What We’re Watching: “Hostages”

It’s now closer to midterms than summer vacation, and we know you’re looking for study break. To help you pick the right show, Hatchet reporter Eric Robinson takes a look at some of the season’s most promising pilots.


Airtime: Mondays, 10 p.m., CBS

Names you’ll know: Dylan McDermott (The Practice, American Horror Story), Toni Collette (United States of Tara, Little Miss Sunshine)

Premise: After being tasked with operating on the President of the United States, Dr. Ellen Sanders (Toni Collette) and her family is taken hostage by rogue FBI Agent Duncan Carlisle (Dylan McDermott) and ordered to murder the President or have her entire family killed.

Watch if you liked: 24, The Event

Overall grade: D+

“Hostages” wants to be the new “Homeland;” a modern, serialized thriller that presents complex characters duking it out in psychological mind games with deadly consequences. Like any high concept show, it seems doomed for failure, with the direction lacking urgency and intensity. In short, “Hostages” is an absolute bore.

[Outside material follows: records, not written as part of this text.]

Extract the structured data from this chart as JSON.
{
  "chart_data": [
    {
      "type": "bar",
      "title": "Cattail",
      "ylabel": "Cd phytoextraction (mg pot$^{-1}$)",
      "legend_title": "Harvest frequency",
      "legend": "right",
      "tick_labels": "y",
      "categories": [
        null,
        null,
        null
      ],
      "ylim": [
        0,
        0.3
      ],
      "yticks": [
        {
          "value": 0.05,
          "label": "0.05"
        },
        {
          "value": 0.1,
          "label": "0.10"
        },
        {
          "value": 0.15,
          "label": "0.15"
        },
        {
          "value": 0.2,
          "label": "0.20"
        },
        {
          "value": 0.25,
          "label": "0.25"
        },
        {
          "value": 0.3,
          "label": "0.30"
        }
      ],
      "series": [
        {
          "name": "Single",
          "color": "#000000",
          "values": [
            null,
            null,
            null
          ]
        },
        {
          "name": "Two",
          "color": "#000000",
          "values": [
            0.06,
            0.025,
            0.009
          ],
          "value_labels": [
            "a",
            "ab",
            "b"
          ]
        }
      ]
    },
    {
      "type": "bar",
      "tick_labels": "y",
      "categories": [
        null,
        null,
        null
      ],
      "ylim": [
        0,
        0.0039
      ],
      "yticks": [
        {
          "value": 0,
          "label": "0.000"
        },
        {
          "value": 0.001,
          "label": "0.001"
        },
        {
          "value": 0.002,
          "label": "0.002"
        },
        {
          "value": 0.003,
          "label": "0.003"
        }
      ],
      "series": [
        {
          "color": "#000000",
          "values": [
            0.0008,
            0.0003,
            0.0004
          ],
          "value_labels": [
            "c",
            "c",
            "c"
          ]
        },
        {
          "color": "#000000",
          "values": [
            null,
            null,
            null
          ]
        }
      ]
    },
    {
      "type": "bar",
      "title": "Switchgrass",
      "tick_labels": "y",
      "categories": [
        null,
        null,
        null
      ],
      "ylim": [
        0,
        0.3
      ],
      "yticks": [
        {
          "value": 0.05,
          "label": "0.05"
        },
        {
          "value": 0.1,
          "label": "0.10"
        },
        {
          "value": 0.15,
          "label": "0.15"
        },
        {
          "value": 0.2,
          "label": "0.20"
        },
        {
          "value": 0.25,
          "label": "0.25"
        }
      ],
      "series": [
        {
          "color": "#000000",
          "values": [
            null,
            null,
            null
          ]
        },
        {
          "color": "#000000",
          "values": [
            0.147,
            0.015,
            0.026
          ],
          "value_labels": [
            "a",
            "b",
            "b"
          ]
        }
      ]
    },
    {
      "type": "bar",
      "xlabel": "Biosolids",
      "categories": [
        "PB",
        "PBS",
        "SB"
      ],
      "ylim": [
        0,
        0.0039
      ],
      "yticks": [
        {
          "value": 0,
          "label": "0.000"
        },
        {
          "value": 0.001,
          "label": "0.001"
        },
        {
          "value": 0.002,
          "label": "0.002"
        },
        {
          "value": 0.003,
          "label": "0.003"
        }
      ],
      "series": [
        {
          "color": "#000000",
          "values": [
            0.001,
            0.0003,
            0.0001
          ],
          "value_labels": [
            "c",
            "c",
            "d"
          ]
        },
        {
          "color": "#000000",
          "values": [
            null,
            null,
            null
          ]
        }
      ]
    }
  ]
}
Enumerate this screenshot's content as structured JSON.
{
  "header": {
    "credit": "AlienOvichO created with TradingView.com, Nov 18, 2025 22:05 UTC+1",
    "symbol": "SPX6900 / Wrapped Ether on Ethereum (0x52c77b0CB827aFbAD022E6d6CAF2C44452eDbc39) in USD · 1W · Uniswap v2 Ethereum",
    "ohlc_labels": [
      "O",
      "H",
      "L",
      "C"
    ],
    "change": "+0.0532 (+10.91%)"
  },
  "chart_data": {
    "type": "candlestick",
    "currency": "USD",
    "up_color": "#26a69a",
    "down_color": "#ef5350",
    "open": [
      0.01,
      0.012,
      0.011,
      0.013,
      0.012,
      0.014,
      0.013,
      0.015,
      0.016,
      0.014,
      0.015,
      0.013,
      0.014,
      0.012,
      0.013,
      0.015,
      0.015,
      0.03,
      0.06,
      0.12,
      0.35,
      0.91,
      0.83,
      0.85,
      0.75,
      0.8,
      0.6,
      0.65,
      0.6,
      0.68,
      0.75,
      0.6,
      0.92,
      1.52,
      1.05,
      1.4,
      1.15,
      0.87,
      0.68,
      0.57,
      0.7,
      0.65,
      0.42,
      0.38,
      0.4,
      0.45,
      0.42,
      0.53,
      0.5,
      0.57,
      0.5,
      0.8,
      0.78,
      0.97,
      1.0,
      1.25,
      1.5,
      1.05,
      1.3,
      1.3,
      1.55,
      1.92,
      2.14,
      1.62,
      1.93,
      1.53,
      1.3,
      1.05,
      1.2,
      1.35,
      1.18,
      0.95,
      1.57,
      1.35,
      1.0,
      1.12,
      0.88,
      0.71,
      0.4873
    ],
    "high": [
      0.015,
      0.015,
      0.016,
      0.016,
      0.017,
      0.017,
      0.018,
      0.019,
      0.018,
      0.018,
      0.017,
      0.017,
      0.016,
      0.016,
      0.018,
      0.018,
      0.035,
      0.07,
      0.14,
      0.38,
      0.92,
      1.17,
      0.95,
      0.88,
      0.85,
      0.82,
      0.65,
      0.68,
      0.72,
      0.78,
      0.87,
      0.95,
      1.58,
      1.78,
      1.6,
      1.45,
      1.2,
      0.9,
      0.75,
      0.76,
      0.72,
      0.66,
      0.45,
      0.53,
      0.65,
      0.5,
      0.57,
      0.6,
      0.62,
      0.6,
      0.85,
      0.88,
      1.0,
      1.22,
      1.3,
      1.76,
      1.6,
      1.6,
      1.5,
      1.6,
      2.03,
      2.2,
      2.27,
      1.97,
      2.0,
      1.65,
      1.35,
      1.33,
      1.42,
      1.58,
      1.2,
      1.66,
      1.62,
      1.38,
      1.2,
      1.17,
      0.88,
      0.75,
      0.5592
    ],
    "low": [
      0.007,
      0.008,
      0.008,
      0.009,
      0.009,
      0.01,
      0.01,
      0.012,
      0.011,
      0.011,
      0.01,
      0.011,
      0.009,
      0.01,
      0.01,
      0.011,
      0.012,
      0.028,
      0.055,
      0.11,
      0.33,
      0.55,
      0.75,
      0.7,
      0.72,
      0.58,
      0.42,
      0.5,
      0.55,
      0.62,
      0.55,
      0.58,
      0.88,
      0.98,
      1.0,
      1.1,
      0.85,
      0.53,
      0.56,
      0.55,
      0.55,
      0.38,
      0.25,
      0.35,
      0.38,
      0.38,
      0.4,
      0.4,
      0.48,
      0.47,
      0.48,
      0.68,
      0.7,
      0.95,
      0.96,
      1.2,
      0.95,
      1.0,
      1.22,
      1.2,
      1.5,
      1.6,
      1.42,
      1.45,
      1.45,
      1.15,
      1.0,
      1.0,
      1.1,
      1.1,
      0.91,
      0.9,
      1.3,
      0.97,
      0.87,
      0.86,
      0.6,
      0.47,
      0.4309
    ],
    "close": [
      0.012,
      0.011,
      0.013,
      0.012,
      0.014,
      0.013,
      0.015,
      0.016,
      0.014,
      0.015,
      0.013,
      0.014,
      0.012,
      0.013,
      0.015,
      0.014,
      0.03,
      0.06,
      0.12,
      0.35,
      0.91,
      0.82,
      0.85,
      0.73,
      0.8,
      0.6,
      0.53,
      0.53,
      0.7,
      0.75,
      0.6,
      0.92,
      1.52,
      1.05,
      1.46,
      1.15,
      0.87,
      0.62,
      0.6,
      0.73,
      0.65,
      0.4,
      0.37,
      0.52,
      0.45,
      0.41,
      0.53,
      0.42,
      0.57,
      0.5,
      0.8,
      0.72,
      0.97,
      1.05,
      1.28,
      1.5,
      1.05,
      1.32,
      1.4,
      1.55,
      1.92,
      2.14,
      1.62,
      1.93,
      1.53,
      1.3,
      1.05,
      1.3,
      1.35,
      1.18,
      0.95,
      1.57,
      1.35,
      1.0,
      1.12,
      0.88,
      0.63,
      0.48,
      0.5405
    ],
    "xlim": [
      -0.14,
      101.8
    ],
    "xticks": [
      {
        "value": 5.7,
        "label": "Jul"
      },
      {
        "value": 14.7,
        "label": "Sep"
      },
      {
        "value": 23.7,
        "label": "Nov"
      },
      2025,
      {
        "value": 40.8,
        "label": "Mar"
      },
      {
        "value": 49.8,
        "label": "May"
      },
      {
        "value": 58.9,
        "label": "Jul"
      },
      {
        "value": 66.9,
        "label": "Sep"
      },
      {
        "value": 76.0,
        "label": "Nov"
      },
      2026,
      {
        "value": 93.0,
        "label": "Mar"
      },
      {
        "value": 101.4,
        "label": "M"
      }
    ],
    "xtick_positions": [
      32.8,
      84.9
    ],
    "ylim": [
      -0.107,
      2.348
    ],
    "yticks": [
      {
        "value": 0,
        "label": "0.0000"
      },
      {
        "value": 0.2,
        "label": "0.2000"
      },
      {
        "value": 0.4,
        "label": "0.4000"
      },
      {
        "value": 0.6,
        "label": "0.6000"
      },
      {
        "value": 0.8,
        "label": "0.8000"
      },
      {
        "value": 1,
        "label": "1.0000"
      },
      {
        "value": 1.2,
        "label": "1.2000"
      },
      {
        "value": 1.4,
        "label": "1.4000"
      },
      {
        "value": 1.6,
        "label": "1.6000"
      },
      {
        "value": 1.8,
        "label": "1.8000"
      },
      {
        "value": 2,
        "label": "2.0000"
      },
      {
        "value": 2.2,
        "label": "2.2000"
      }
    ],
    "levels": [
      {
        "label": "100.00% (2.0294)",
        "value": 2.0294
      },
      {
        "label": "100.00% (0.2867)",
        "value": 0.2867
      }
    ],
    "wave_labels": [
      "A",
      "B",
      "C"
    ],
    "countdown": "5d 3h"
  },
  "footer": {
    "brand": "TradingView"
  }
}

With talent such as Dylan McDermott (Carlisle) and Toni Collette (Sanders) and a premise that is inherently nail-biting, you’d think that “Hostages” would have no problem being a high stakes thriller. Creator Jeffrey Nachmanoff’s pilot script has the potential for a tight, tension-driven plot, but fails to develop any of the central characters and lacks the power necessary for this drama to work.

It also doesn’t help that the plot is predictable, delving into familiar character tropes from a pregnant teen to a rebellious son with blissfully unaware parents to make up a struggling-yet-relatable All-American family.

Collette, whose character is supposed to seem brave as she attempts to undermine the hostage takers, comes across as reckless because she wastes time distracting them, apparently forgetting every minute that her family is being held hostage at gunpoint. All this time, McDermott’s villain sits onscreen without dimension, his actions having no weight due to a lack of context and meaning.

“Hostages” could possibly improve beyond this shoddily executed pilot, but a lack of initiative in advancing the main plot and an insulting predictable final twist at the episode’s end make this series seem more like a failed, drawn-out summer blockbuster flop than a show that keeps you on the edge of your seat.